We have two servers set up in master-master replication (with all traffic sent to the active one, and the second one being passive, so we never have the situation where both are writing to the database).
Both are running 5.6.41. Replication is with binlog_format=ROW. Up to now, we have rarely had replication problems with percona. On the very rare times when we have had replication break, we have a script that will rebuild the passive master from the active one:
- stop slave on both
- dump the active master with:
mysqldump --single-transaction --flush-logs --master-data=2 --all-databases --routines --triggers --add-drop-table --add-drop-trigger > file.sql - load the file on passive master:
mysql < file.sql - running ‘show master status’ on both
- plug the master status values fro the active master into the passive, and those from the passive host into the active one
So it’s a full rebuild, and it’s worked for quite a while (we did this when we were still running mysql which had lots of replication problems… we’ve only had to do it a couple times with percona).
Percona has been very stable for us for several years, but a few months ago, we had to switch from binlog_format=STATEMENT to ROW (a webapp required it, and it seemed that ROW replication was the preferred way to go). After the change, percona continued to be stable.
Unfortunately, about a week ago, we restarted percona (we did OS security patches, and we always reboot hosts as part of that), and the active host recovered fine, but something about the passive one failed, and we had got those row replication errors. I’ve been doing a lot of research over the past week trying to figure out what’s going on, and I’ve run way past my level of expertise.
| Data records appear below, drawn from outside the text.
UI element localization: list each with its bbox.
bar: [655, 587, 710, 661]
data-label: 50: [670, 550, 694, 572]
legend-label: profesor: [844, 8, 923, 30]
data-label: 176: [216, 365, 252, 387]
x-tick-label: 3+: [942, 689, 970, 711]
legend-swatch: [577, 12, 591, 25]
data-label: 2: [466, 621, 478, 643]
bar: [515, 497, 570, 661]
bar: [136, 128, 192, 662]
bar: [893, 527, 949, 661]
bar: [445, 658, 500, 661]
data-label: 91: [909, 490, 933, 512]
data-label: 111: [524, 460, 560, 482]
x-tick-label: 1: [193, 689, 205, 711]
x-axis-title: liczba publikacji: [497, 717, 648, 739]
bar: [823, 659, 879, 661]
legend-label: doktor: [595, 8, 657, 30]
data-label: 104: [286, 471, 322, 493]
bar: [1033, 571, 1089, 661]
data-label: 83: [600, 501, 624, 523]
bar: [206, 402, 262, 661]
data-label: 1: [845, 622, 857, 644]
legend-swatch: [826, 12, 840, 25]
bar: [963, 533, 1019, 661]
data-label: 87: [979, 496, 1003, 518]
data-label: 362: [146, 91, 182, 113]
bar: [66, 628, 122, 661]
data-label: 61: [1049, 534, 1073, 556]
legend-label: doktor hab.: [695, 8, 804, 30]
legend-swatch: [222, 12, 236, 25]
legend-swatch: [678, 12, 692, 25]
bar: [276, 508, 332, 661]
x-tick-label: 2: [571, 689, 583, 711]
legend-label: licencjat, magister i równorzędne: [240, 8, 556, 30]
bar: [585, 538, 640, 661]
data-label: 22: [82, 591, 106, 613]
Anyway, slave status on the active master comes back fine, but on the passive one, we’re getting errors:
Last_Errno: 1032
Could not execute Delete_rows event on … Can’t find record in … Error_code: 1032; handler error HA_ERR_KEY_NOT_FOUND;
Could someone give me some guidance on what I need to do to reestablish replication (and hopefully prevent this from happening again)?
I’ve considered:
upgrading to 5.7
switching to GTID replication
but I haven’t found anything that seemed to indicate that they had a strong chance of correcting the problem, so I haven’t wanted to introduce another variable into the mix.